Tuesday, February 12, 2008

Biofuels Bad; Efficiency Good



A recent article in the popular press (New York Times) reporting on the scientific press (Science) laid out the researched case that many of us had intuited. Use of biofuels will result in increases in CO2 emissions because of changes in land use -- increased deforestation -- despite vows to guard against it.

Biofuel crops grown in the US on previously plowed fields result in a decline in yields of whatever was planted there before, increasing the price of that former crop (soybeans, corn).
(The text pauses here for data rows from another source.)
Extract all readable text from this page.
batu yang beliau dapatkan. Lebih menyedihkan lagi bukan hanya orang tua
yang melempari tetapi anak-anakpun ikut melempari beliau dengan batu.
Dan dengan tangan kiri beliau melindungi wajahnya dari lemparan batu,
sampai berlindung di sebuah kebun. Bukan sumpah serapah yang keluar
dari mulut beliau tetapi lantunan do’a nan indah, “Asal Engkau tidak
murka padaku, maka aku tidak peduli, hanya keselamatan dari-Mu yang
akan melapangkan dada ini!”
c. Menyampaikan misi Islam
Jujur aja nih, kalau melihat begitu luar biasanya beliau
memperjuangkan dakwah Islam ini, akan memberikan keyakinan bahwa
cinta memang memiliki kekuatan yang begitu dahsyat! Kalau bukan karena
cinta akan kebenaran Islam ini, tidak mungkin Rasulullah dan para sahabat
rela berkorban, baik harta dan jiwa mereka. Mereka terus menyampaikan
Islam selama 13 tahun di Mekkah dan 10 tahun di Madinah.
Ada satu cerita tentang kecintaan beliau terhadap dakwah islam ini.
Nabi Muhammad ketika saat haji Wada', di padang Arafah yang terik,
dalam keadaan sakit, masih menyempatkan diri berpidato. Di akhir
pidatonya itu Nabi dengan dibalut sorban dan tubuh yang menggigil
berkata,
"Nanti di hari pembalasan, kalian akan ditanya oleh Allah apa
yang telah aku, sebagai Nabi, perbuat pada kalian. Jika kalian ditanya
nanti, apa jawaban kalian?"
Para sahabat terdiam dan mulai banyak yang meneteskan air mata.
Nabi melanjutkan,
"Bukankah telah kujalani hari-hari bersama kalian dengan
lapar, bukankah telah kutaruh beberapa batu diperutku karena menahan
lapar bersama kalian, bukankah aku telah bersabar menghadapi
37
Therefore:

• new land is deforested in other countries to plant this displaced crop which now has an economically more compelling value; and

• new land is deforested in other countries to plant the biofuel itself, which of necessity has a higher value than the crops it is displacing.

A nice quote puts the order of magnitude into perspective, from the New York Times article:

The clearance of grassland releases 93 times the amount of greenhouse gas that would be saved by the fuel made annually on that land, said Joseph Fargione, lead author of the second paper, and a scientist at the Nature Conservancy. “So for the next 93 years you’re making climate change worse, just at the time when we need to be bringing down carbon emissions.”

Another negative, which doesn't contribute to global warming but does contribute to global suffering, is the effect of higher prices of basic staples (corn and food oil) on the very poorest among us.

Using biofuels that are not a bi-product of some other crop (sugar cane stalks, for example) is just plain a bad idea. Conservation is the best alternative fuel in the transportation arena that we have in the near term. And of course, I have to say it, a carbon tax would go a long way towards encouraging (enforcing?) the judicious use of fossil fuels.